An overview of financial stability shows that there appears to be some tightening in the current financial environment, with banks appearing to be relatively modest in lending activity. While some banks' commercial real estate portfolios are under pressure, the financial system remains solid and resilient overall. Liquidity remains healthy for most domestic United States banks.


Equity markets have risen faster than earnings expectations, while corporate bond yield spreads are near historic lows. It is worth noting that the unrealized losses on fixed income bonds of some banks remain significant.

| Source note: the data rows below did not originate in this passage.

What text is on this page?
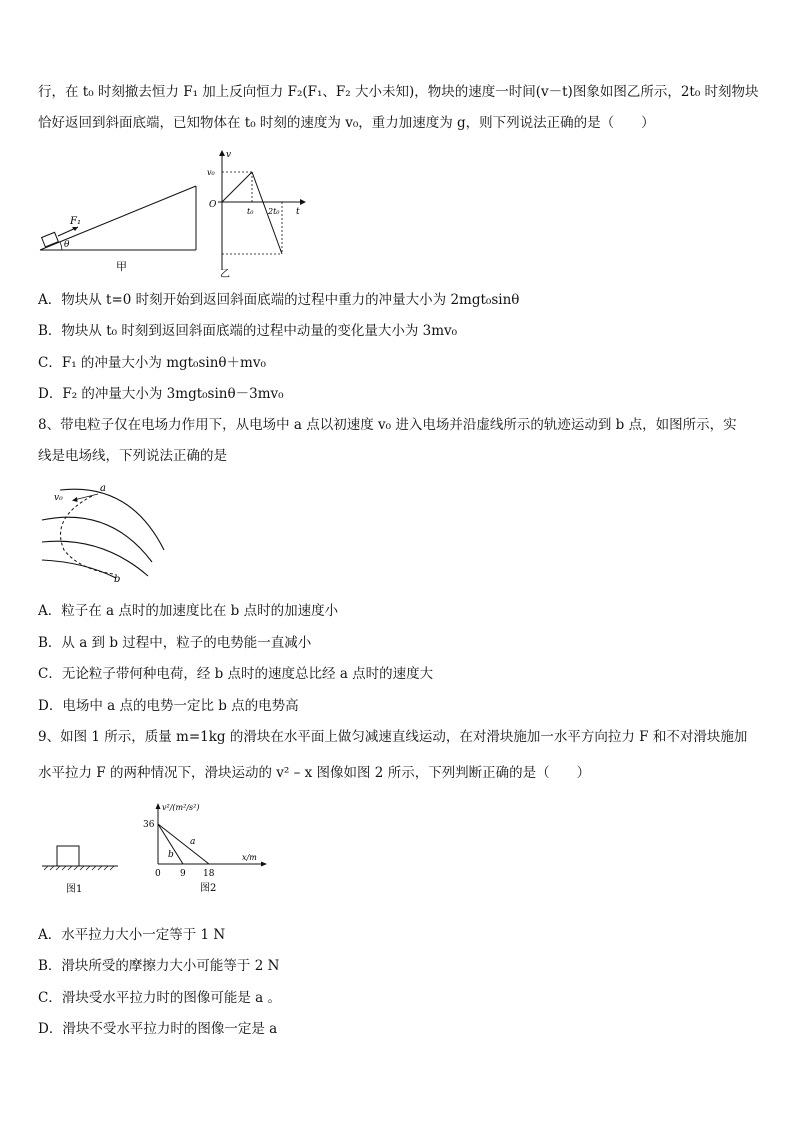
行，在 t₀ 时刻撤去恒力 F₁ 加上反向恒力 F₂(F₁、F₂ 大小未知)，物块的速度一时间(v－t)图象如图乙所示，2t₀ 时刻物块
恰好返回到斜面底端，已知物体在 t₀ 时刻的速度为 v₀，重力加速度为 g，则下列说法正确的是（　　）
F₁
θ
甲
v
t
O
v₀
t₀ 2t₀
乙
A．物块从 t=0 时刻开始到返回斜面底端的过程中重力的冲量大小为 2mgt₀sinθ
B．物块从 t₀ 时刻到返回斜面底端的过程中动量的变化量大小为 3mv₀
C．F₁ 的冲量大小为 mgt₀sinθ＋mv₀
D．F₂ 的冲量大小为 3mgt₀sinθ－3mv₀
8、带电粒子仅在电场力作用下，从电场中 a 点以初速度 v₀ 进入电场并沿虚线所示的轨迹运动到 b 点，如图所示，实
线是电场线，下列说法正确的是
v₀
a
b
A．粒子在 a 点时的加速度比在 b 点时的加速度小
B．从 a 到 b 过程中，粒子的电势能一直减小
C．无论粒子带何种电荷，经 b 点时的速度总比经 a 点时的速度大
D．电场中 a 点的电势一定比 b 点的电势高
9、如图 1 所示，质量 m=1kg 的滑块在水平面上做匀减速直线运动，在对滑块施加一水平方向拉力 F 和不对滑块施加
水平拉力 F 的两种情况下，滑块运动的 v² – x 图像如图 2 所示，下列判断正确的是（　　）
图1
v²/(m²/s²)
x/m
36
a
b
0 9 18
图2
A．水平拉力大小一定等于 1 N
B．滑块所受的摩擦力大小可能等于 2 N
C．滑块受水平拉力时的图像可能是 a 。
D．滑块不受水平拉力时的图像一定是 a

Hedge fund leverage climbed to an all-time high, largely driven by increased borrowing by large hedge funds.


With regard to the independence of monetary policy, the report notes that this fundamental principle has gained widespread acceptance and has become a universal standard worldwide. The study found that when central banks enjoyed independence, economies generally performed better. The United States Congress has set the long-term goal of monetary policy – to maximize employment and price stability – and has given the Fed the authority to operate independently to implement monetary policy. Under this framework, the Fed autonomously determines the most appropriate monetary policy actions to achieve its dual mission objectives.


In short, while financial markets have faced some challenges, such as a slowdown in lending activity and pressure in specific sectors, the financial system has remained robust overall. At the same time, monetary policy independence is seen as a key factor in economic stability and growth, and the role of the Fed in this regard is fully recognized and guaranteed.